Hamas spokesman Sami Abu Zuhri told the Agence France-Presse news agency that Israel's earlier allegation of rocket fire was a ruse to sabotage talks in Cairo aimed at a longer-term cease-fire.
"We don't have any information about firing rockets from Gaza," he said. "The Israeli raids are intended to abort the negotiations in Cairo."
But shortly before the launch, Hamas spokesman Fawzi Barhoum hinted of more such attacks, saying, “If [Israeli Prime Minister Benjamin] Netanyahu doesn’t understand … the language of politics in Cairo, we know how to make him understand.”
Israeli officials said Netanyahu ordered an unspecified response. “This rocket attack on Beersheba is a grave and direct violation of the cease-fire,” government spokesman Mark Regev said.
Earlier Tuesday, Palestinian and Israeli negotiators had resumed their indirect talks after agreeing to a 24-hour extension of the cease-fire to allow more time for negotiations.
The talks are aimed at working out a long-term arrangement between Israel and Hamas after weeks of fighting, which has killed at least 2,019 Palestinians, most of them civilians, and left tens of thousands more homeless.

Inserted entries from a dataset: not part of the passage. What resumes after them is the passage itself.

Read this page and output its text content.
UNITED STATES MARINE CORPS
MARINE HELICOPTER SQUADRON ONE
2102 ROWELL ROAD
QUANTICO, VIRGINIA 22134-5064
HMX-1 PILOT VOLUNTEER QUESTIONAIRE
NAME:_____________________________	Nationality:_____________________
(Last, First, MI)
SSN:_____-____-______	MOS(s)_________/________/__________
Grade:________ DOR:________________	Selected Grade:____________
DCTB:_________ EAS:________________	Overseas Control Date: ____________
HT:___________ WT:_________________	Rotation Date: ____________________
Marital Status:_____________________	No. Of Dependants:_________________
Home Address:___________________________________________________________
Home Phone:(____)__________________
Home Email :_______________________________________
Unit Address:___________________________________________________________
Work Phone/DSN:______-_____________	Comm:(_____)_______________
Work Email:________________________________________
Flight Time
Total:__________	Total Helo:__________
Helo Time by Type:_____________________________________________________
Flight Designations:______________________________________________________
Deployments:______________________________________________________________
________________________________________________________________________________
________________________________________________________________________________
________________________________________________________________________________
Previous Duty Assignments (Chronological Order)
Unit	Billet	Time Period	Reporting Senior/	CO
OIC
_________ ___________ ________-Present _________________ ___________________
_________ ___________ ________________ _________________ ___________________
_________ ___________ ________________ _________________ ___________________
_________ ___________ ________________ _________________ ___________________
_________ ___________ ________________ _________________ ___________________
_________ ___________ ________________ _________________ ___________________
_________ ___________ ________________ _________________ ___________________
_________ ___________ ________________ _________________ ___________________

Sixty-seven Israelis have died, all but three of them soldiers.
Hamas is seeking an end to a seven-year Israeli-Egyptian blockade that has ravaged Gaza’s economy. Israel wants Hamas to disarm. A proposed Egyptian compromise calls for easing the blockade but not lifting it. While Hamas would not be required to give up its arsenal, the Egyptian plan would give Western-backed Palestinian President Mahmoud Abbas — whose Fatah forces were ousted from Gaza by Hamas in 2007 — a foothold back in Gaza, running border crossings and overseeing internationally backed reconstruction.
In an apparent attempt to pressure Hamas, Egypt said early Monday it would co-host an international fundraising conference for Gaza — but only if a deal is reached first.
That appears to play into the hands of the West Bank–based Palestinian Authority, which is eager to regain control of Gaza.
Hamas finds itself pressured by Egypt and the Palestinian Authority to accept a less than ideal compromise with Israel but it needs to show the 1.8 million people of Gaza that the enormous sacrifices they have endured in the fighting have not been in vain.
The Gaza blockade, imposed after Hamas seized control there, has greatly limited residents’ movement in and out of the territory, restricted the flow of goods into Gaza and blocked virtually all exports.
Israel says the blockade is needed to prevent arms smuggling, but critics say the measures have amounted to collective punishment.
The latest round of Gaza fighting was precipitated by Israel's mass arrests of Hamas members in the West Bank in the aftermath of the abduction and killing of three Israeli teenagers in June. Their deaths were followed by the slaying of a Palestinian youth in Jerusalem in what was a likely revenge attack.